Numerous variables can affect an organism’s survival, including its age and sex, the demographics of the population in which it resides, and environmental conditions like climate, and habitat. However, the relative importance of these factors is poorly understood. Dan Warner described his investigation into factors affecting natural selection in wild populations of anoles in his talk titled, “Spatial and temporal variation in phenotypic selection in the lizard Anolis sagrei.”

Warner measured directional selection on A. sagrei on six islands in the Matanzas National Estuarine Reserve in Florida. These islands were intentionally founded with populations having unequal adult sex ratios. Half of the islands were founded with more males than females (male-biased), and the other islands received more females than males (female-biased). This manipulation was done to strengthen the effects of male-male competition on the male-biased islands. Warner measured survival selection on adult and juvenile body size by marking and recapturing individuals over the last three years.

Warner found a lot of variation in the strength of directional selection on adult and juvenile body size both across islands and within each island in different years. However, there was no relationship between the strength of selection on each island and either habitat structure (represented by canopy openness) or island size. Thus, the probability of survival at a particular body size does not seem to depend on environment.

However, population demographics did seem to affect survival at different body sizes. There was a negative correlation between the strength of selection on body size and the density of adult lizards, indicating that smaller body sizes are favored at high population densities (and vice versa). This trend was observed in both adults and juveniles, but was more pronounced in juveniles. Warner hypothesized that it was the density of adult males in particular, rather than the total density of adults, that was driving the observed trend. To test this idea, he tested for a correlation between the strength of selection on juvenile body size and the adult sex ratio. He found a negative correlation, indicating that large juveniles are favored in more female-biased populations while small juveniles do better in male-biased populations.
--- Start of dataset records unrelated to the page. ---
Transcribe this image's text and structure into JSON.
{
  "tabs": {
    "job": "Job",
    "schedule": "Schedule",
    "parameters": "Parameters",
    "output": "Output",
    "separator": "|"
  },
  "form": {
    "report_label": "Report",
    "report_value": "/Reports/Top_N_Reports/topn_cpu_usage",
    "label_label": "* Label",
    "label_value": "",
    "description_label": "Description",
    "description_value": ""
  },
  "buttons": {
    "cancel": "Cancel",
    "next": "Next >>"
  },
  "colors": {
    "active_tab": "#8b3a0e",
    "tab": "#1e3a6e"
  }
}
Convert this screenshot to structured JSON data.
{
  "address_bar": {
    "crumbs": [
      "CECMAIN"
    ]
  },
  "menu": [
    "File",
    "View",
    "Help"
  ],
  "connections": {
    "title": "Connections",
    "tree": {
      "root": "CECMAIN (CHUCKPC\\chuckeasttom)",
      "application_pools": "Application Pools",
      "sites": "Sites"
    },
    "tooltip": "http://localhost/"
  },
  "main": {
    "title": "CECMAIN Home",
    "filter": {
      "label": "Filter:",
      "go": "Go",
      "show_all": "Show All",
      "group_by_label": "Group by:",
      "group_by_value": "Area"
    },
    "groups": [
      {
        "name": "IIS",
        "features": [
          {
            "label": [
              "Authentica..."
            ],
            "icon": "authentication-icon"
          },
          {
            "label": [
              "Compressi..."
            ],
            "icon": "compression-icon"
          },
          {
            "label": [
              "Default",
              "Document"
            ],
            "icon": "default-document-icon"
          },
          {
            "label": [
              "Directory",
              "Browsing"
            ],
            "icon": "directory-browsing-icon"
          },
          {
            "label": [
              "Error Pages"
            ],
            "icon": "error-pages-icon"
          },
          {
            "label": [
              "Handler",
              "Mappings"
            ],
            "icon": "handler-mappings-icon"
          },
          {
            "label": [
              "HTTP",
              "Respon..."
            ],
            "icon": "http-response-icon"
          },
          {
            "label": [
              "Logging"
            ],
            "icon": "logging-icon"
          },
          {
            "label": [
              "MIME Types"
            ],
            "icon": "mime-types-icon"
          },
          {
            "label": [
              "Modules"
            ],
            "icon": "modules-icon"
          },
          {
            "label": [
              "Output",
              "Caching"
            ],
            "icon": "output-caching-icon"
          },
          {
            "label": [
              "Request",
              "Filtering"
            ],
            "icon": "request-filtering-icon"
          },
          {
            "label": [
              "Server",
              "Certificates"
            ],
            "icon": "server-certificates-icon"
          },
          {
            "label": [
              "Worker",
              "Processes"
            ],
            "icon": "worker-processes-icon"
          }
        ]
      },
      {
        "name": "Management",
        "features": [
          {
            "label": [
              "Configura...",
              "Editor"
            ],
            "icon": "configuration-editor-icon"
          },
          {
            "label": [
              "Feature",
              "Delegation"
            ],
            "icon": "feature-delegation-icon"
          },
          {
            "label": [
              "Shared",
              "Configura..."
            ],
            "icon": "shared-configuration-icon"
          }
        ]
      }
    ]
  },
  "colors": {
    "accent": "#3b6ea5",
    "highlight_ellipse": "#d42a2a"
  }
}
One possible explanation is that on islands with male-biased sex ratios, large juveniles are more likely to come into contact with territorial adult males, are more likely to be perceived by these males as a possible competitor, and are therefore more likely to be harassed by these males. The presence of adult males might even reduce recruitment, as evidenced by slower population growth rates on male-biased versus female-biased islands.

These results suggest that patterns of natural selection on individuals can depend on characteristics of the population. Only with long-term field studies such as this one can we begin to unravel the many factors affecting selection in wild populations.